Second, the penitentiary system in Tajikistan not only does not ensure the rehabilitation and re-orientation of adherents of radical Islam and jihad, but instead provides all the ingredients for an expansion of their ranks, in the form of ordinary inmates subjected to a constant barrage of harassment and humiliation from the prison authorities.

Third, when prison riots do break out, devotees of jihad quickly assume the leading roles, outmanoeuvring prison authorities and cowing the bulk of the prison population with demonstrative acts of terror (in the style of the exceptionally brutal forms of propaganda that have become the hallmark of IS).

Fourth, adherents of the IS understanding of jihad are actively pushing the rest of the prison population to adopt their own radical style of public behaviour, entailing not only the open display of enmity towards, but also a readiness to carry out the physical annihilation of the classic “enemies” of the IS project – Shiites and Sufis (or those whom the jihadists stigmatise through the use of such labels).

Fifth, the theory promoted in recent years by the Tajik state and its propagandists, of the affiliation of the banned Islamic Renaissance Party of Tajikistan (IRPT) to the “Islamic State”, must now be seen as completely discredited. The brutal murder of two incarcerated IRPT functionaries by partisans of the “Caliphate” at the Vahdat jail shows that the IRPT is seen by IS devotees as one of their key adversaries. And this means that the charges of alleged cooperation with IS directed by representatives of the ruling regime against the leader of the IRPT, Muhiddin Kabiri, and his supporters are nothing but lies, pure and simple. The ban placed on this party in the country is thus merely an expression of the desire of President Emomali Rahmon and his associates to consolidate their own power.

It is not yet clear what role was played in the Vahdat riot by Behruz Gulmurod and Fahriddin Gulov – son and nephew, respectively, of former OMON commander Gulmurod Khalimov, who left the country to fight for the “Caliphate” in Iraq. Although these individuals were also incarcerated for IS sympathies, it is entirely possible that they were not the real leaders of the May 19th riot. That they died in the course of the revolt’s suppression is no real cause for relief for state powers or the public: it seems unlikely that Khalimov’s still young, 20-year-old son himself carried out the beheading of the unfortunate inmates accused of Shiism and Sufism and the representative of the IRPT. And the death of Gulmurod Khalimov’s relatives does nothing to solve the problem of the radicalisation of the prison population in the country.

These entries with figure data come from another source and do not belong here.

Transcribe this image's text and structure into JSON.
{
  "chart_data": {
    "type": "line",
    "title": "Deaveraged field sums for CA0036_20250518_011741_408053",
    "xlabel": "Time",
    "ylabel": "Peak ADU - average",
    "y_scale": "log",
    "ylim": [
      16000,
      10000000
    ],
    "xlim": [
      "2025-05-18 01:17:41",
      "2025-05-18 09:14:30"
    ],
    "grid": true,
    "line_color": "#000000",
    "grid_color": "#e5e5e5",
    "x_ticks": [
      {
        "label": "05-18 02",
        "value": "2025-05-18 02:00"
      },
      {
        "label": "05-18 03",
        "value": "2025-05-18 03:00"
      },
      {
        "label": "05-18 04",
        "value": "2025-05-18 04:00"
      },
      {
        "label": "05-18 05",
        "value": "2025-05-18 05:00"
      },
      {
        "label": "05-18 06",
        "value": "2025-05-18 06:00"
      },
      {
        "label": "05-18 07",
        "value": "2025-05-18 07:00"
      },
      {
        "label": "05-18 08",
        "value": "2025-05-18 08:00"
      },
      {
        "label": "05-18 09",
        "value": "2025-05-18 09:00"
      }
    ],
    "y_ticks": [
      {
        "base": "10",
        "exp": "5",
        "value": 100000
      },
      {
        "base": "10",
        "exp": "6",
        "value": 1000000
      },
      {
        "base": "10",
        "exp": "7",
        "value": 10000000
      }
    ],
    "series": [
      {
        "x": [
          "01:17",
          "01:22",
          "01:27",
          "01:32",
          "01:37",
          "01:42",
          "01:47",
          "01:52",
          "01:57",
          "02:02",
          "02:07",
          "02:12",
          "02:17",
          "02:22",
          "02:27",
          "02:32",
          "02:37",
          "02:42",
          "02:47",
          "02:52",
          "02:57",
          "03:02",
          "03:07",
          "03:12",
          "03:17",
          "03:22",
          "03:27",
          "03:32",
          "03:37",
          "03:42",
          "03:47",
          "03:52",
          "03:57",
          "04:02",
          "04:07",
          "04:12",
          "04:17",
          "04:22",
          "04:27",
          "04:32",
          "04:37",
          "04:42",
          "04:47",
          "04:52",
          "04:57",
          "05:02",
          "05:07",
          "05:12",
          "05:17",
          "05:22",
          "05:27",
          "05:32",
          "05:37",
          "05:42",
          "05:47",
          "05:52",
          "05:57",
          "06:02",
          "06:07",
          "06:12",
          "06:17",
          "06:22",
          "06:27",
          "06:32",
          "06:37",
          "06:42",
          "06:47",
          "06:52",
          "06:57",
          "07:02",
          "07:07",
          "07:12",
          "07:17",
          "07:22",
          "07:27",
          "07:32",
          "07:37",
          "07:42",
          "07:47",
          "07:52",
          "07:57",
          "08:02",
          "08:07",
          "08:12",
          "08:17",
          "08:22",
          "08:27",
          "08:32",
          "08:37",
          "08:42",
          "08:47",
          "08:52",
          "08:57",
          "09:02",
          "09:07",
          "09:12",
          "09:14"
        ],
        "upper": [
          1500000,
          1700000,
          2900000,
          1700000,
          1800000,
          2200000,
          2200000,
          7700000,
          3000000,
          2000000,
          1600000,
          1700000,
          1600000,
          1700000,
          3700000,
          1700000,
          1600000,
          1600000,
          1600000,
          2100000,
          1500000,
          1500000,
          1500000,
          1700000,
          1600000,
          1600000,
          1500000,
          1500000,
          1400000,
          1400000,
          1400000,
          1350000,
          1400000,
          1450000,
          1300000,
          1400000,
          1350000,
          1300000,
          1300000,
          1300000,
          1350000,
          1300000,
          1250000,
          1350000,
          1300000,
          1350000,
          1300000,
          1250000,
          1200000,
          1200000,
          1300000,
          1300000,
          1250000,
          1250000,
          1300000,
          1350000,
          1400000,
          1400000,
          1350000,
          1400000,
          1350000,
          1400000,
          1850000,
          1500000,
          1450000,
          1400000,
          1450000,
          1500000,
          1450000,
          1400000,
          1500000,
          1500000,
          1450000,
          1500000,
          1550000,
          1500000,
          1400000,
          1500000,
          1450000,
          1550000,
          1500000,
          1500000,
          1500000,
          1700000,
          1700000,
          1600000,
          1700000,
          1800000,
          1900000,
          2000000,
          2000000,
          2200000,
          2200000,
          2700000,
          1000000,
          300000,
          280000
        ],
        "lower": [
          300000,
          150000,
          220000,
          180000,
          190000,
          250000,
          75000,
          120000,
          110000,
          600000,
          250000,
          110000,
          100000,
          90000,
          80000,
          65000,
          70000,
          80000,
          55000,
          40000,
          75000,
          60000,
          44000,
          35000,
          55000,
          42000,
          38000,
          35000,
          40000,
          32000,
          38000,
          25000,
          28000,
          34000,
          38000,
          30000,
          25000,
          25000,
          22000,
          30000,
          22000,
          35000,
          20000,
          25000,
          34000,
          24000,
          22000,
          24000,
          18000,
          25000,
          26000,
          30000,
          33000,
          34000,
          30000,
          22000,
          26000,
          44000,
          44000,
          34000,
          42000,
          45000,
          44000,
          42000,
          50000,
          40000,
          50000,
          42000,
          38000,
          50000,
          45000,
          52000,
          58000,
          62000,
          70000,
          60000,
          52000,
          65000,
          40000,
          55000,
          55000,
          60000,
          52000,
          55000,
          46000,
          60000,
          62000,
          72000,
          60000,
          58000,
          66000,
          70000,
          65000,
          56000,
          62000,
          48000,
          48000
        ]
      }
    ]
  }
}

There have now been two large-scale prison riots in Tajikistan in the space of the last seven months (November 2018 in Khujand and May 2019 in Vahdat). The initial impetus for the riots was provided by widespread mistreatment on the part of prison authorities, rendering life unbearable for detainees. The uprisings’ “agenda”, however, was quickly radicalised by the efforts of the “jihadist group” among the inmates. In both cases, attempts to take control of the mass acts of insubordination have been made – not without success – by inmates loyal to the “Islamic State”.

Although state authorities have thus far been able to put down the prison riots and prevent them from spreading beyond the jail perimeters, this does not mean that such a “jihadi uprising” in the future won’t meet with success, and that the jihadists’ occupation of the jail or jails they manage to seize won’t be the starting point for more significant political convulsions in Tajikistan.